Whilst not the first book on population, "An Essay on the Principle of Population"is acknowledged as the most influential. First published anonymously in 1798, the author was soon identified as the Reverend Thomas Robert Malthus.
In 1803, Malthus published a major revision to his first edition, as the same title second edition; his final version, the 6th edition, was published in 1826. The excerpt below is from the sixth edition: even in this last edition, he still blames the poor and "court the return of the plague" on them.
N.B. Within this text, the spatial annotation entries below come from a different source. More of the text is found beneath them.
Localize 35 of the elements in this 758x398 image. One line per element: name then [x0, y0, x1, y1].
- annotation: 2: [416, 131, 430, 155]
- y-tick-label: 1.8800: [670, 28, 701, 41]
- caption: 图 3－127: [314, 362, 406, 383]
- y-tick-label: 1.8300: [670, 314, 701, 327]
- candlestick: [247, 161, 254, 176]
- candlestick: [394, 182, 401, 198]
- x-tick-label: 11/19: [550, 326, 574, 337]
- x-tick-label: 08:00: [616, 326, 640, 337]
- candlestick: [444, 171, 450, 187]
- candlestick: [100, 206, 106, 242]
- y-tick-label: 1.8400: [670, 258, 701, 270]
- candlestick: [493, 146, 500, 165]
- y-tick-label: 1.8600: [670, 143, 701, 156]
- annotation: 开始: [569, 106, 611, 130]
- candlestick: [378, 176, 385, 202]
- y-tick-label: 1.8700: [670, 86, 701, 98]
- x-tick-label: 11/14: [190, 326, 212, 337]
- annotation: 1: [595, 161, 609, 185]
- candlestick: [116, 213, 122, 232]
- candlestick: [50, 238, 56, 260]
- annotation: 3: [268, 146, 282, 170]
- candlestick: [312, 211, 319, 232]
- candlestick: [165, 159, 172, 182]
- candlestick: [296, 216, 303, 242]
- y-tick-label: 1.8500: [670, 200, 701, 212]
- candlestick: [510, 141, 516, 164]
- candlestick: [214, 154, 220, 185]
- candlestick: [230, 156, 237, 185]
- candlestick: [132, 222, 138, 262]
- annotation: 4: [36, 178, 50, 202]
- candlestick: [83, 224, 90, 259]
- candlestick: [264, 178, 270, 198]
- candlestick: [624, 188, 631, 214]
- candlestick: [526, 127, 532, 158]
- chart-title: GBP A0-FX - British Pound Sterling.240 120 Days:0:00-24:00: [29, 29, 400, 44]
- Excerpt from Book IV, Chapter V
6th edition, 1826. Library of Economics and Liberty. Free online, full-text searchable.
By Thomas Malthus:
"It is an evident truth that, whatever may be the rate of increase in the means of subsistence, the increase of population must be limited by it, at least after the food has once been divided into the smallest shares that will support life. All the children born, beyond what would be required to keep up the population to this level, must necessarily perish, unless room be made for them by the deaths of grown persons. ... To act consistently therefore, we should facilitate, instead of foolishly and vainly endeavouring to impede, the operations of nature in producing this mortality; and if we dread the too frequent visitation of the horrid form of famine, we should sedulously encourage the other forms of destruction, which we compel nature to use.
Instead of recommending cleanliness to the poor, we should encourage contrary habits. In our towns we should make the streets narrower, crowd more people into the houses, and court the return of the plague. In the country, we should build our villages near stagnant pools, and particularly encourage settlements in all marshy and unwholesome situations. But above all, we should reprobate specific remedies for ravaging diseases; and those benevolent, but much mistaken men, who have thought they were doing a service to mankind by projecting schemes for the total extirpation of particular disorders. If by these and similar means the annual mortality were increased ... we might probably every one of us marry at the age of puberty, and yet few be absolutely starved."